Widowiskowe sprinty ósemek wioślarskich można było w niedzielę podziwiać na Jeziorze Ełckim. By wziąć udział w rywalizacji do miasta zjechało 12 załóg z całej Polski. Niestety, jak powiedział Sebastian Kosiorek z Międzyszkolnego Ośrodka Sportowego, który był organizatorem zmagań, w rywalizacji nie wzięły udziału m.in. zaproszone osady zza granicy. Powód? Zawodnicy nie otrzymali koniecznych wiz. Ci, którzy do Ełku dotarli ścigali się na dystansie 300 metrów. Goście chwalili Ełk za bardzo dobre warunki naturalne- lokalizacja akwenu praktycznie w centrum miasta i malownicza promenada wzdłuż trasy wyścigów, zachęcały spacerowiczów do kibicowania wioślarzom podczas startów.
Jednak dobra lokalizacja to nie wszystko. – Przygotowanie takiej imprezy to ogrom pracy i duże koszty – zaznacza Andrzej Koc, dyrektor Międzyszkolnego Ośrodka Sportowego. Jak dodaje – czy będzie to impreza cykliczna zależy od możliwości pozyskania sponsorów w przyszłości.

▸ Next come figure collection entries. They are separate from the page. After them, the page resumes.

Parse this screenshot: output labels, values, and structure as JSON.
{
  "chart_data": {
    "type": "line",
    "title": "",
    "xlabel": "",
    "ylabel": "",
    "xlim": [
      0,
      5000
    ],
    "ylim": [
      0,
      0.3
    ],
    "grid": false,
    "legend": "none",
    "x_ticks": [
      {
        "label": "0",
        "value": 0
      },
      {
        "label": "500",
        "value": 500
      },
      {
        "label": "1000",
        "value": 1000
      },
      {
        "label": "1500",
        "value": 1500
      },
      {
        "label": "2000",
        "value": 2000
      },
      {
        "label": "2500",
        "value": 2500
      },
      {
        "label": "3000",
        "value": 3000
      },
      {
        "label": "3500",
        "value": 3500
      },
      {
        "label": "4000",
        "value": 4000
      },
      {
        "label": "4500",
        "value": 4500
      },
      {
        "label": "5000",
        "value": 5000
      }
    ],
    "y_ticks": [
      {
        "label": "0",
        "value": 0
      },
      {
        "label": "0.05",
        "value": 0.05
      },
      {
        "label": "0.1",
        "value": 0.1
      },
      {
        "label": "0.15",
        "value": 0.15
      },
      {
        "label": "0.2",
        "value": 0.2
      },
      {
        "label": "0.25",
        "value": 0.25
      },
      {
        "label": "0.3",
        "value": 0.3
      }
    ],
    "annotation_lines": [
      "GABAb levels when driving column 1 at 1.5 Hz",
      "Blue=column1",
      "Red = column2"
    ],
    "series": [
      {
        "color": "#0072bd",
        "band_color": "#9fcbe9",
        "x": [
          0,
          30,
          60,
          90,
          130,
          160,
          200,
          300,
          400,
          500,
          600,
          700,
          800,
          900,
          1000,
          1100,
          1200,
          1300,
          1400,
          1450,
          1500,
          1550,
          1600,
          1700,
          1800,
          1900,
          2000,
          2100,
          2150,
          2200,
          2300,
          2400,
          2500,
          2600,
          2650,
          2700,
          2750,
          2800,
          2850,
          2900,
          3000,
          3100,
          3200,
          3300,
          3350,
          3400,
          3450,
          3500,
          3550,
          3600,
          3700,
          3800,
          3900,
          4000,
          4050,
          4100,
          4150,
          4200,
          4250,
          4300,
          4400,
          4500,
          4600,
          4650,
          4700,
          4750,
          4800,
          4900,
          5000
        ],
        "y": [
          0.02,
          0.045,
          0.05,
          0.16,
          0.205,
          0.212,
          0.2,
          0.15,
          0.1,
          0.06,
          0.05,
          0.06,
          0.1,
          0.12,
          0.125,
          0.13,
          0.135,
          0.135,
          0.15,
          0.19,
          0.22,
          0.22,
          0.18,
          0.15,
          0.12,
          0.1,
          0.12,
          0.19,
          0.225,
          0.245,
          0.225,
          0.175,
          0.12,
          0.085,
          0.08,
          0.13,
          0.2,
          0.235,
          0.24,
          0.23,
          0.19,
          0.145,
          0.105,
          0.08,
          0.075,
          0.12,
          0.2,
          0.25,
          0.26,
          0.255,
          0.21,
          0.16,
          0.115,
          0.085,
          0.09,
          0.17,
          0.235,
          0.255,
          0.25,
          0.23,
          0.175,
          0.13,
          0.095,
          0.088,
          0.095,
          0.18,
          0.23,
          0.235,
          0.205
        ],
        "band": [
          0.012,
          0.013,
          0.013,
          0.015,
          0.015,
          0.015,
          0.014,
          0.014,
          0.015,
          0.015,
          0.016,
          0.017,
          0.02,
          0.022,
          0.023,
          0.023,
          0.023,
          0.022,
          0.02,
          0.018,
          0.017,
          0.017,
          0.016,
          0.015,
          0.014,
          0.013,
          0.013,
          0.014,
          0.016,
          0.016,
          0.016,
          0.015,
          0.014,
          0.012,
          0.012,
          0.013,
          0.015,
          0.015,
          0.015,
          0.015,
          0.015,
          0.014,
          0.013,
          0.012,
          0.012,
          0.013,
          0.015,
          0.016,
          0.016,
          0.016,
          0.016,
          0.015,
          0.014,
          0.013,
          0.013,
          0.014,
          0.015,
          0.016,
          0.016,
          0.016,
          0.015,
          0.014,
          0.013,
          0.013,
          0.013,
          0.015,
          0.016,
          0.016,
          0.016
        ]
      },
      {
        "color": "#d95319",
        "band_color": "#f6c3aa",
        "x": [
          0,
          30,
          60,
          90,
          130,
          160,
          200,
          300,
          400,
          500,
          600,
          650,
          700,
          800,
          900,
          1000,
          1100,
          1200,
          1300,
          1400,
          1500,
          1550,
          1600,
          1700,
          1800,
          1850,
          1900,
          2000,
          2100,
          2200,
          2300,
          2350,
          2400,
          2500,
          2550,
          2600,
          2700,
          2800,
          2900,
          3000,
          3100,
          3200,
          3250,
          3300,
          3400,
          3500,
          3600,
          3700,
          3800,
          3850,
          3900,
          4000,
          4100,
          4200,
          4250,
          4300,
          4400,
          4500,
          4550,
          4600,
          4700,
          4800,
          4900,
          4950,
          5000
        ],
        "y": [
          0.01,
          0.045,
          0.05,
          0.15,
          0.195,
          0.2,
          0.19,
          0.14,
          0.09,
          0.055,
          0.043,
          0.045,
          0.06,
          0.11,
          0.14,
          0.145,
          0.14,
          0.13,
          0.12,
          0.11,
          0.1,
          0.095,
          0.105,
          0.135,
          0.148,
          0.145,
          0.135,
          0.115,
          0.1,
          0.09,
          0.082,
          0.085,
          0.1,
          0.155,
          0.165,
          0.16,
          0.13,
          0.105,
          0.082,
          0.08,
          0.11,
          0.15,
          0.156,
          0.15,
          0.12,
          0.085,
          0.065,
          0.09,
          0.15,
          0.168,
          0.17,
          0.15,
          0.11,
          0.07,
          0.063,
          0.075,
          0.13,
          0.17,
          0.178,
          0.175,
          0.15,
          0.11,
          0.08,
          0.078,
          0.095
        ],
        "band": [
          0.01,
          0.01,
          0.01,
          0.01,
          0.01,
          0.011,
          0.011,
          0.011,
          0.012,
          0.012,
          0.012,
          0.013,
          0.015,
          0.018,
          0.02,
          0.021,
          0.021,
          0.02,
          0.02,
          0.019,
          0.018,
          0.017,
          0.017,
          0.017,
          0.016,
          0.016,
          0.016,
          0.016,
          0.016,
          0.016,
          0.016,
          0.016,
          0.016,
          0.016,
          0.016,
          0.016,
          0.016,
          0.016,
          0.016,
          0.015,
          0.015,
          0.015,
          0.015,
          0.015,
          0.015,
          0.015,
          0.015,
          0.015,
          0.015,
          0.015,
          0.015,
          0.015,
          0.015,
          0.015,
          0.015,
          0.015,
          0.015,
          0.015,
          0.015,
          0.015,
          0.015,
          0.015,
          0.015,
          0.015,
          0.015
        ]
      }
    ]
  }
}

Psikusa spłatała natomiast pogoda- nie zabrakło ulewnego deszczu. Jednak nie zniechęcił on ani widzów, ani tym bardziej zawodników. W doskonałych nastrojach kontynuowali zawody na tafli Jeziora Ełckiego. Wśród załóg, które zjechały do Ełku nie zabrakło tych, z których młodzi mogliby brać przykład. A mowa o ekipie, w której średnia wieku wynosiła ponad 70 lat. Jak przyznali w rozmowie z Radiem 5 seniorzy – wioślarstwo to ich sposób na życie.
Wyścigi wioślarskie można było obserwować na promenadzie do wieczora.
Patronem medialnym zawodów było Radio 5.